Le ciment traditionnel est obtenu en chauffant l’argile et le calcaire à 1500 degrés Celsius – un processus connu sous le nom de calcination, qui consomme de grandes quantités de combustibles fossiles. Environ 40 à 45 % de l’empreinte carbone du béton provient de la combustion de ces combustibles, et 45 % des réactions chimiques qui se produisent lors de la calcination du calcaire.
La pierre ponce, en revanche, n’a pas besoin d’être calcinée. Il suffit de la sécher à 100 degrés pour en éliminer l’humidité, puis de la réduire en poudre fine.
« Comme nous n’avons pas besoin de la calciner, l’empreinte carbone représente environ 8 à 10 % de l’empreinte carbone du ciment. Ainsi, pour chaque kilo de ciment que nous éliminons, nous éliminons environ 800 grammes de CO2 », ajoute M. Del Rey Castillo.
Ses recherches sont menées en partenariat avec les mana whenua, qui subissent les conséquences de la production traditionnelle de béton et qui pourraient également bénéficier d’une utilisation plus durable de ces ressources naturelles.
Alors que des matériaux comme la pierre ponce et les coquillages ont été utilisés de diverses manières par les Māori dans le passé, leur potentiel pour la production de béton n’a pas été exploré en profondeur jusqu’à présent.
Les recherches de M. Del Rey Castillo s’inspirent également de l’ingénierie romaine antique, qui utilisait du béton fabriqué à partir de calcaire brûlé et de cendres volcaniques. Dans sa version, les coquillages remplacent le calcaire.
« La combustion du calcaire libère le CO2 piégé par les animaux il y a des années, mais la combustion des coquillages n’ajoute pas de nouveau carbone au cycle, ce qui permet de réduire davantage les émissions », commente-t-il.
« Cette façon de penser s’inscrit parfaitement dans le cadre de la mātauranga Māori, qui consiste à protéger l’environnement et à construire des objets conçus pour durer, non seulement pour ce trimestre, mais aussi pour les enfants de nos petits-enfants. »
L’industrie aquacole néo-zélandaise génère environ 100 000 tonnes de déchets de coquillages par an. Bien que tous ces déchets ne soient pas utilisables, M. Del Rey Castillo estime que 40 à 50 % d’entre eux peuvent être utilisés comme ciment, notamment les coquilles de kina (oursin) et de kuku (moules).

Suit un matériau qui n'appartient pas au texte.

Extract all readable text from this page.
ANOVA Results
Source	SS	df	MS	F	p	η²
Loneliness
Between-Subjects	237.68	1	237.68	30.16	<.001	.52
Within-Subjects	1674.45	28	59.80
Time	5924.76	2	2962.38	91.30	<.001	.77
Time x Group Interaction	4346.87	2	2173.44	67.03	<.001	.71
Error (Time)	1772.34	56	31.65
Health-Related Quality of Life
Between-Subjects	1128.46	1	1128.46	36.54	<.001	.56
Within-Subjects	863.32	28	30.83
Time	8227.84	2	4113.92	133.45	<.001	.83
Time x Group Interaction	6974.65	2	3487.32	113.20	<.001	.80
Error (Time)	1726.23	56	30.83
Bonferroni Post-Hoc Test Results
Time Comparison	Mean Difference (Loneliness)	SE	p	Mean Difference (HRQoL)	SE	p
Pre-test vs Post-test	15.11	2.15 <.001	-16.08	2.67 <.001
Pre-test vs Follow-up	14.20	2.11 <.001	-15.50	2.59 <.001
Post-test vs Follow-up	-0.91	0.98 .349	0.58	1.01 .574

L’une des possibilités les plus intéressantes est le potentiel d’auto-guérison du matériau, précise-t-il.
On sait que le béton romain contenait des particules de chaux qui n’avaient pas réagi. Lorsque l’eau s’infiltrait dans les fissures, elle déclenchait des réactions chimiques qui créaient des cristaux et colmataient les brèches.
« C’est pourquoi le béton romain a duré 2000 ans. Nous essayons de mieux comprendre ce processus dans l’environnement actuel ».
Bien qu’il faille encore attendre environ un an pour que la phase d’auto-réparation soit atteinte, l’utilisation du béton de pierre ponce a déjà fait ses preuves à l’étranger.
« La Nouvelle-Zélande est un peu plus lente à adopter les nouvelles technologies, mais nous savons que cela fonctionne parce que nous l’avons vu dans d’autres parties du monde », explique-t-il.
« Néanmoins, je pense que nous devrions commencer par des applications peu spécifiques comme les sentiers, les bordures, les éléments non structurels, peut-être les fondations de petites maisons, des choses dont nous savons qu’elles présentent très peu de risques, et partir de là ».